The event was attended by various dignitaries including Yuri Afanasiev, UN Resident Coordinator, India, Dr Urvashi Aneja, Fellow, Observer Research Foundation (ORF) and Peter Paul de Groote, General Director, MSF India. Siddharth Varadarajan, founding editor, The Wire moderated the discussion and the panel discussed the relevance of International Humanitarian Law in the backdrop of unrelenting attacks on medical facilities in conflict zones like that in Yemen and Syria.

Founded in 1971 in Paris, France, MSF is an international, independent, medical humanitarian organisation that delivers emergency aid to people affected by armed conflict, epidemics, natural disasters and exclusion from healthcare in more than 65 countries. It has been working in India since 1999, providing free-of-charge essential healthcare in the states of Andhra Pradesh, Bihar, Chhattisgarh, Delhi, Jammu and Kashmir, Manipur, Maharashtra, Telangana and West Bengal.

Peter Paul, the General Director of the organisation, explained that the impact of the bombing of the hospital in Kunduz went far deeper than the death toll. With its destruction, an entire region that depended on the facility was now left with no access to medical care.

While appreciating the report of its investigation into the attack by the U.S, Peter Paul asked for an independent investigation and said that MSF’s demands for such an investigation had not yet been fulfilled. However, MSF continues to engage with the highest levels of the U.S. and Afghanistan governments to gain assurances that such an attack will not happen again.

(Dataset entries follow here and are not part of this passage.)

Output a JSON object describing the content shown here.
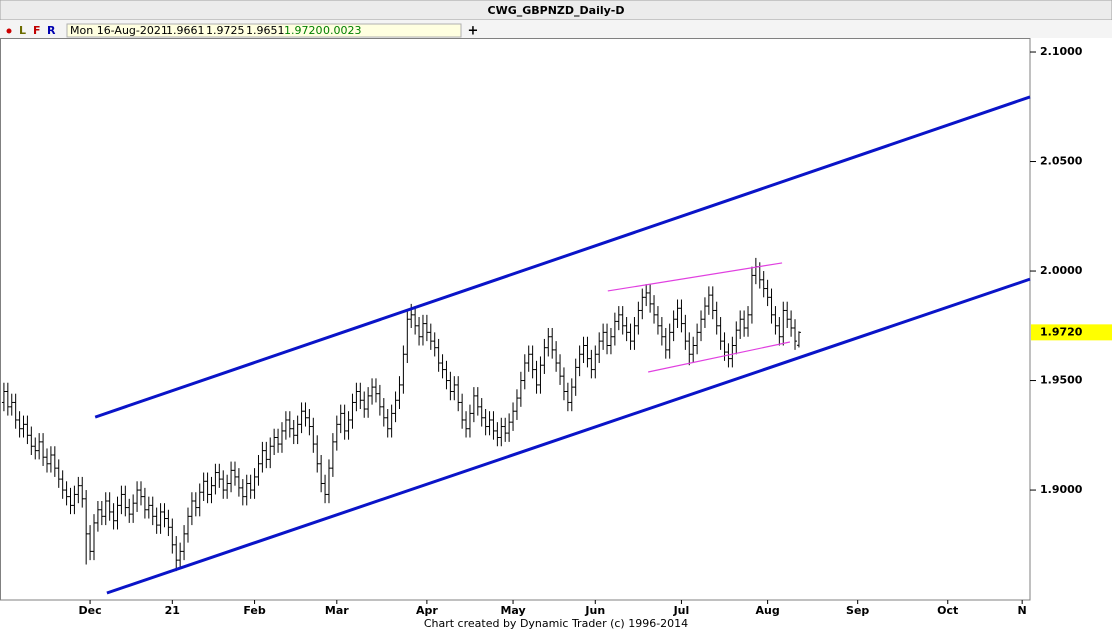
{
  "chart_data": {
    "type": "ohlc",
    "title": "CWG_GBPNZD_Daily-D",
    "toolbar": [
      "L",
      "F",
      "R"
    ],
    "add_button": "+",
    "info": {
      "date": "Mon 16-Aug-2021",
      "open": "1.9661",
      "high": "1.9725",
      "low": "1.9651",
      "close": "1.9720",
      "change": "0.0023"
    },
    "footer": "Chart created by Dynamic Trader  (c)  1996-2014",
    "color": "#000000",
    "xlim": [
      -1,
      262
    ],
    "xticks": [
      {
        "value": 22,
        "label": "Dec"
      },
      {
        "value": 43,
        "label": "21"
      },
      {
        "value": 64,
        "label": "Feb"
      },
      {
        "value": 85,
        "label": "Mar"
      },
      {
        "value": 108,
        "label": "Apr"
      },
      {
        "value": 130,
        "label": "May"
      },
      {
        "value": 151,
        "label": "Jun"
      },
      {
        "value": 173,
        "label": "Jul"
      },
      {
        "value": 195,
        "label": "Aug"
      },
      {
        "value": 218,
        "label": "Sep"
      },
      {
        "value": 241,
        "label": "Oct"
      },
      {
        "value": 260,
        "label": "N"
      }
    ],
    "ylim": [
      1.8498,
      2.1064
    ],
    "yticks": [
      {
        "value": 2.1,
        "label": "2.1000"
      },
      {
        "value": 2.05,
        "label": "2.0500"
      },
      {
        "value": 2.0,
        "label": "2.0000"
      },
      {
        "value": 1.95,
        "label": "1.9500"
      },
      {
        "value": 1.9,
        "label": "1.9000"
      }
    ],
    "last_price": {
      "value": 1.972,
      "label": "1.9720"
    },
    "open": [
      1.94,
      1.945,
      1.938,
      1.94,
      1.932,
      1.928,
      1.93,
      1.925,
      1.92,
      1.918,
      1.922,
      1.915,
      1.912,
      1.916,
      1.91,
      1.905,
      1.9,
      1.897,
      1.893,
      1.898,
      1.902,
      1.896,
      1.88,
      1.872,
      1.885,
      1.891,
      1.888,
      1.895,
      1.89,
      1.886,
      1.893,
      1.898,
      1.892,
      1.889,
      1.894,
      1.9,
      1.897,
      1.891,
      1.893,
      1.888,
      1.884,
      1.89,
      1.887,
      1.883,
      1.875,
      1.868,
      1.872,
      1.88,
      1.888,
      1.895,
      1.892,
      1.899,
      1.904,
      1.898,
      1.902,
      1.908,
      1.905,
      1.9,
      1.903,
      1.909,
      1.906,
      1.901,
      1.897,
      1.903,
      1.9,
      1.906,
      1.912,
      1.918,
      1.914,
      1.92,
      1.924,
      1.921,
      1.927,
      1.932,
      1.928,
      1.925,
      1.93,
      1.936,
      1.933,
      1.929,
      1.921,
      1.912,
      1.903,
      1.898,
      1.91,
      1.922,
      1.93,
      1.935,
      1.927,
      1.932,
      1.94,
      1.945,
      1.941,
      1.937,
      1.943,
      1.947,
      1.944,
      1.938,
      1.933,
      1.928,
      1.935,
      1.941,
      1.948,
      1.962,
      1.978,
      1.98,
      1.975,
      1.97,
      1.976,
      1.972,
      1.968,
      1.965,
      1.958,
      1.955,
      1.95,
      1.945,
      1.948,
      1.94,
      1.932,
      1.928,
      1.935,
      1.943,
      1.938,
      1.933,
      1.929,
      1.932,
      1.927,
      1.924,
      1.929,
      1.926,
      1.931,
      1.936,
      1.942,
      1.95,
      1.958,
      1.962,
      1.955,
      1.948,
      1.957,
      1.965,
      1.97,
      1.964,
      1.958,
      1.952,
      1.945,
      1.94,
      1.947,
      1.956,
      1.962,
      1.966,
      1.96,
      1.955,
      1.962,
      1.968,
      1.972,
      1.966,
      1.97,
      1.977,
      1.98,
      1.975,
      1.972,
      1.968,
      1.975,
      1.982,
      1.988,
      1.99,
      1.985,
      1.98,
      1.975,
      1.97,
      1.964,
      1.972,
      1.978,
      1.983,
      1.976,
      1.968,
      1.962,
      1.966,
      1.972,
      1.978,
      1.984,
      1.989,
      1.982,
      1.975,
      1.968,
      1.963,
      1.96,
      1.966,
      1.973,
      1.978,
      1.974,
      1.98,
      1.998,
      2.002,
      1.996,
      1.992,
      1.988,
      1.98,
      1.975,
      1.97,
      1.982,
      1.978,
      1.974,
      1.9661
    ],
    "high": [
      1.949,
      1.949,
      1.944,
      1.944,
      1.936,
      1.934,
      1.934,
      1.929,
      1.924,
      1.926,
      1.926,
      1.919,
      1.92,
      1.92,
      1.914,
      1.909,
      1.904,
      1.901,
      1.902,
      1.906,
      1.906,
      1.9,
      1.884,
      1.889,
      1.895,
      1.895,
      1.899,
      1.899,
      1.894,
      1.897,
      1.902,
      1.902,
      1.896,
      1.898,
      1.904,
      1.904,
      1.901,
      1.897,
      1.897,
      1.892,
      1.894,
      1.894,
      1.891,
      1.887,
      1.879,
      1.876,
      1.884,
      1.892,
      1.899,
      1.899,
      1.903,
      1.908,
      1.908,
      1.906,
      1.912,
      1.912,
      1.909,
      1.907,
      1.913,
      1.913,
      1.91,
      1.905,
      1.907,
      1.907,
      1.91,
      1.916,
      1.922,
      1.922,
      1.924,
      1.928,
      1.928,
      1.931,
      1.936,
      1.936,
      1.932,
      1.934,
      1.94,
      1.94,
      1.937,
      1.933,
      1.925,
      1.916,
      1.907,
      1.914,
      1.926,
      1.934,
      1.939,
      1.939,
      1.936,
      1.944,
      1.949,
      1.949,
      1.945,
      1.947,
      1.951,
      1.951,
      1.948,
      1.942,
      1.937,
      1.939,
      1.945,
      1.952,
      1.966,
      1.982,
      1.985,
      1.984,
      1.979,
      1.98,
      1.98,
      1.976,
      1.972,
      1.969,
      1.962,
      1.959,
      1.954,
      1.952,
      1.952,
      1.944,
      1.936,
      1.939,
      1.947,
      1.947,
      1.942,
      1.937,
      1.936,
      1.936,
      1.931,
      1.933,
      1.933,
      1.935,
      1.94,
      1.946,
      1.954,
      1.962,
      1.966,
      1.966,
      1.959,
      1.961,
      1.969,
      1.974,
      1.974,
      1.968,
      1.962,
      1.956,
      1.949,
      1.951,
      1.96,
      1.966,
      1.97,
      1.97,
      1.964,
      1.966,
      1.972,
      1.976,
      1.976,
      1.974,
      1.981,
      1.984,
      1.984,
      1.979,
      1.976,
      1.979,
      1.986,
      1.992,
      1.994,
      1.994,
      1.989,
      1.984,
      1.979,
      1.974,
      1.976,
      1.982,
      1.987,
      1.987,
      1.98,
      1.972,
      1.97,
      1.976,
      1.982,
      1.988,
      1.993,
      1.993,
      1.986,
      1.979,
      1.972,
      1.967,
      1.97,
      1.977,
      1.982,
      1.982,
      1.984,
      2.002,
      2.006,
      2.004,
      2.0,
      1.996,
      1.992,
      1.984,
      1.979,
      1.986,
      1.986,
      1.982,
      1.978,
      1.9725
    ],
    "low": [
      1.936,
      1.934,
      1.934,
      1.928,
      1.924,
      1.924,
      1.921,
      1.916,
      1.914,
      1.914,
      1.911,
      1.908,
      1.908,
      1.906,
      1.901,
      1.896,
      1.893,
      1.889,
      1.889,
      1.894,
      1.892,
      1.866,
      1.868,
      1.868,
      1.881,
      1.884,
      1.884,
      1.886,
      1.882,
      1.882,
      1.889,
      1.888,
      1.885,
      1.885,
      1.89,
      1.893,
      1.887,
      1.887,
      1.884,
      1.88,
      1.88,
      1.883,
      1.879,
      1.871,
      1.863,
      1.864,
      1.868,
      1.876,
      1.884,
      1.888,
      1.888,
      1.895,
      1.894,
      1.894,
      1.898,
      1.901,
      1.896,
      1.896,
      1.899,
      1.902,
      1.897,
      1.893,
      1.893,
      1.896,
      1.896,
      1.902,
      1.908,
      1.91,
      1.91,
      1.916,
      1.917,
      1.917,
      1.923,
      1.924,
      1.921,
      1.921,
      1.926,
      1.929,
      1.925,
      1.917,
      1.908,
      1.899,
      1.894,
      1.894,
      1.906,
      1.918,
      1.926,
      1.923,
      1.923,
      1.928,
      1.936,
      1.937,
      1.933,
      1.933,
      1.939,
      1.94,
      1.934,
      1.929,
      1.924,
      1.924,
      1.931,
      1.937,
      1.944,
      1.958,
      1.974,
      1.971,
      1.966,
      1.966,
      1.968,
      1.964,
      1.961,
      1.954,
      1.951,
      1.946,
      1.941,
      1.941,
      1.936,
      1.928,
      1.924,
      1.924,
      1.931,
      1.934,
      1.929,
      1.925,
      1.925,
      1.923,
      1.92,
      1.92,
      1.922,
      1.922,
      1.927,
      1.932,
      1.938,
      1.946,
      1.954,
      1.951,
      1.944,
      1.944,
      1.953,
      1.961,
      1.96,
      1.954,
      1.948,
      1.941,
      1.936,
      1.936,
      1.943,
      1.952,
      1.958,
      1.956,
      1.951,
      1.951,
      1.958,
      1.964,
      1.962,
      1.962,
      1.966,
      1.973,
      1.971,
      1.968,
      1.964,
      1.964,
      1.971,
      1.978,
      1.984,
      1.981,
      1.976,
      1.971,
      1.966,
      1.96,
      1.96,
      1.968,
      1.974,
      1.972,
      1.964,
      1.957,
      1.958,
      1.962,
      1.968,
      1.974,
      1.98,
      1.978,
      1.971,
      1.964,
      1.959,
      1.956,
      1.956,
      1.962,
      1.969,
      1.97,
      1.97,
      1.976,
      1.994,
      1.992,
      1.988,
      1.984,
      1.976,
      1.971,
      1.966,
      1.966,
      1.974,
      1.97,
      1.964,
      1.9651
    ],
    "close": [
      1.945,
      1.938,
      1.94,
      1.932,
      1.928,
      1.93,
      1.925,
      1.92,
      1.918,
      1.922,
      1.915,
      1.912,
      1.916,
      1.91,
      1.905,
      1.9,
      1.897,
      1.893,
      1.898,
      1.902,
      1.896,
      1.88,
      1.872,
      1.885,
      1.891,
      1.888,
      1.895,
      1.89,
      1.886,
      1.893,
      1.898,
      1.892,
      1.889,
      1.894,
      1.9,
      1.897,
      1.891,
      1.893,
      1.888,
      1.884,
      1.89,
      1.887,
      1.883,
      1.875,
      1.868,
      1.872,
      1.88,
      1.888,
      1.895,
      1.892,
      1.899,
      1.904,
      1.898,
      1.902,
      1.908,
      1.905,
      1.9,
      1.903,
      1.909,
      1.906,
      1.901,
      1.897,
      1.903,
      1.9,
      1.906,
      1.912,
      1.918,
      1.914,
      1.92,
      1.924,
      1.921,
      1.927,
      1.932,
      1.928,
      1.925,
      1.93,
      1.936,
      1.933,
      1.929,
      1.921,
      1.912,
      1.903,
      1.898,
      1.91,
      1.922,
      1.93,
      1.935,
      1.927,
      1.932,
      1.94,
      1.945,
      1.941,
      1.937,
      1.943,
      1.947,
      1.944,
      1.938,
      1.933,
      1.928,
      1.935,
      1.941,
      1.948,
      1.962,
      1.978,
      1.98,
      1.975,
      1.97,
      1.976,
      1.972,
      1.968,
      1.965,
      1.958,
      1.955,
      1.95,
      1.945,
      1.948,
      1.94,
      1.932,
      1.928,
      1.935,
      1.943,
      1.938,
      1.933,
      1.929,
      1.932,
      1.927,
      1.924,
      1.929,
      1.926,
      1.931,
      1.936,
      1.942,
      1.95,
      1.958,
      1.962,
      1.955,
      1.948,
      1.957,
      1.965,
      1.97,
      1.964,
      1.958,
      1.952,
      1.945,
      1.94,
      1.947,
      1.956,
      1.962,
      1.966,
      1.96,
      1.955,
      1.962,
      1.968,
      1.972,
      1.966,
      1.97,
      1.977,
      1.98,
      1.975,
      1.972,
      1.968,
      1.975,
      1.982,
      1.988,
      1.99,
      1.985,
      1.98,
      1.975,
      1.97,
      1.964,
      1.972,
      1.978,
      1.983,
      1.976,
      1.968,
      1.962,
      1.966,
      1.972,
      1.978,
      1.984,
      1.989,
      1.982,
      1.975,
      1.968,
      1.963,
      1.96,
      1.966,
      1.973,
      1.978,
      1.974,
      1.98,
      1.998,
      2.002,
      1.996,
      1.992,
      1.988,
      1.98,
      1.975,
      1.97,
      1.982,
      1.978,
      1.974,
      1.968,
      1.972
    ],
    "trendlines": [
      {
        "color": "#0a14c8",
        "x": [
          23.3,
          262
        ],
        "y": [
          1.9333,
          2.0795
        ]
      },
      {
        "color": "#0a14c8",
        "x": [
          26.3,
          262
        ],
        "y": [
          1.853,
          1.9963
        ]
      },
      {
        "color": "#e040e0",
        "x": [
          154.2,
          198.7
        ],
        "y": [
          1.9909,
          2.0037
        ]
      },
      {
        "color": "#e040e0",
        "x": [
          164.5,
          200.7
        ],
        "y": [
          1.9539,
          1.9676
        ]
      }
    ]
  }
}
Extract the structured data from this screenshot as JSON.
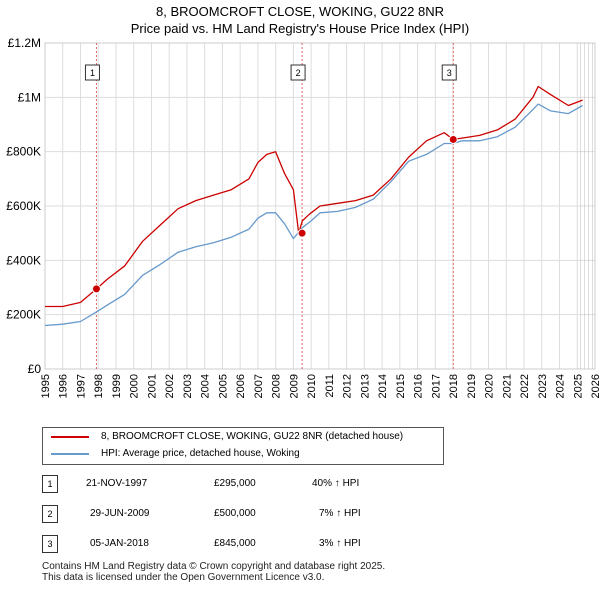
{
  "titles": {
    "line1": "8, BROOMCROFT CLOSE, WOKING, GU22 8NR",
    "line2": "Price paid vs. HM Land Registry's House Price Index (HPI)"
  },
  "chart_data": {
    "type": "line",
    "title": "8, BROOMCROFT CLOSE, WOKING, GU22 8NR — Price paid vs. HM Land Registry's House Price Index (HPI)",
    "xlabel": "",
    "ylabel": "",
    "xlim": [
      1995,
      2026
    ],
    "ylim": [
      0,
      1200000
    ],
    "x_ticks": [
      1995,
      1996,
      1997,
      1998,
      1999,
      2000,
      2001,
      2002,
      2003,
      2004,
      2005,
      2006,
      2007,
      2008,
      2009,
      2010,
      2011,
      2012,
      2013,
      2014,
      2015,
      2016,
      2017,
      2018,
      2019,
      2020,
      2021,
      2022,
      2023,
      2024,
      2025,
      2026
    ],
    "x_tick_labels": [
      "1995",
      "1996",
      "1997",
      "1998",
      "1999",
      "2000",
      "2001",
      "2002",
      "2003",
      "2004",
      "2005",
      "2006",
      "2007",
      "2008",
      "2009",
      "2010",
      "2011",
      "2012",
      "2013",
      "2014",
      "2015",
      "2016",
      "2017",
      "2018",
      "2019",
      "2020",
      "2021",
      "2022",
      "2023",
      "2024",
      "2025",
      "2026"
    ],
    "y_ticks": [
      0,
      200000,
      400000,
      600000,
      800000,
      1000000,
      1200000
    ],
    "y_tick_labels": [
      "£0",
      "£200K",
      "£400K",
      "£600K",
      "£800K",
      "£1M",
      "£1.2M"
    ],
    "grid": true,
    "hatch_from": 2025.1,
    "series": [
      {
        "name": "8, BROOMCROFT CLOSE, WOKING, GU22 8NR (detached house)",
        "color": "#cc0000",
        "x": [
          1995.0,
          1996.0,
          1997.0,
          1997.9,
          1998.5,
          1999.5,
          2000.5,
          2001.5,
          2002.5,
          2003.5,
          2004.5,
          2005.5,
          2006.5,
          2007.0,
          2007.5,
          2008.0,
          2008.5,
          2009.0,
          2009.3,
          2009.5,
          2009.9,
          2010.5,
          2011.5,
          2012.5,
          2013.5,
          2014.5,
          2015.5,
          2016.5,
          2017.5,
          2018.0,
          2018.5,
          2019.5,
          2020.5,
          2021.5,
          2022.5,
          2022.8,
          2023.5,
          2024.5,
          2025.3
        ],
        "y": [
          230000,
          230000,
          245000,
          295000,
          330000,
          380000,
          470000,
          530000,
          590000,
          620000,
          640000,
          660000,
          700000,
          760000,
          790000,
          800000,
          720000,
          660000,
          500000,
          545000,
          570000,
          600000,
          610000,
          620000,
          640000,
          700000,
          780000,
          840000,
          870000,
          845000,
          850000,
          860000,
          880000,
          920000,
          1000000,
          1040000,
          1010000,
          970000,
          990000
        ]
      },
      {
        "name": "HPI: Average price, detached house, Woking",
        "color": "#6699cc",
        "x": [
          1995.0,
          1996.0,
          1997.0,
          1997.9,
          1998.5,
          1999.5,
          2000.5,
          2001.5,
          2002.5,
          2003.5,
          2004.5,
          2005.5,
          2006.5,
          2007.0,
          2007.5,
          2008.0,
          2008.5,
          2009.0,
          2009.5,
          2010.0,
          2010.5,
          2011.5,
          2012.5,
          2013.5,
          2014.5,
          2015.5,
          2016.5,
          2017.5,
          2018.0,
          2018.5,
          2019.5,
          2020.5,
          2021.5,
          2022.5,
          2022.8,
          2023.5,
          2024.5,
          2025.3
        ],
        "y": [
          160000,
          165000,
          175000,
          210000,
          235000,
          275000,
          345000,
          385000,
          430000,
          450000,
          465000,
          485000,
          515000,
          555000,
          575000,
          575000,
          535000,
          480000,
          520000,
          545000,
          575000,
          580000,
          595000,
          625000,
          690000,
          765000,
          790000,
          830000,
          830000,
          840000,
          840000,
          855000,
          890000,
          955000,
          975000,
          950000,
          940000,
          970000
        ]
      }
    ],
    "annotations": [
      {
        "id": "1",
        "x": 1997.9,
        "y": 295000
      },
      {
        "id": "2",
        "x": 2009.49,
        "y": 500000
      },
      {
        "id": "3",
        "x": 2018.01,
        "y": 845000
      }
    ]
  },
  "legend": {
    "red_label": "8, BROOMCROFT CLOSE, WOKING, GU22 8NR (detached house)",
    "blue_label": "HPI: Average price, detached house, Woking"
  },
  "transactions": [
    {
      "num": "1",
      "date": "21-NOV-1997",
      "price": "£295,000",
      "hpi": "40% ↑ HPI"
    },
    {
      "num": "2",
      "date": "29-JUN-2009",
      "price": "£500,000",
      "hpi": "7% ↑ HPI"
    },
    {
      "num": "3",
      "date": "05-JAN-2018",
      "price": "£845,000",
      "hpi": "3% ↑ HPI"
    }
  ],
  "footer": {
    "line1": "Contains HM Land Registry data © Crown copyright and database right 2025.",
    "line2": "This data is licensed under the Open Government Licence v3.0."
  }
}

The other important issues discussed were the broader trend of attacks on health facilities and civilian infrastructure across the world. Marking a point Yuri Afanasiev, from the UN, observed that it pointed to a breakdown of norms of behavior wherein everything – schools, markets, hospitals, peacekeepers, humanitarian convoys – are considered fair game. While agreeing with Afanasiev, Urvashi Aneja, from ORF, noted that humanitarianism had become progressively more scrutinized by various players on the field, making it more of a target.

Opinions differed on what could be done to arrest the trend of those attacks on the medical facilities. While Urvashi Aneja observed that building domestic public opinion against such attacks was vital in the absence of international accountability mechanisms with teeth, Yuri remarked we needed a reaffirmation of the mechanisms already in place. India’s engagement with International Humanitarian Law was also discussed.

Closing the discussion, Peter Paul called for the immediate operationalisation of the UN Security Council Resolution mandating the protection of medical facilities in conflict zones, for a war without limits leads to a battlefield without doctors.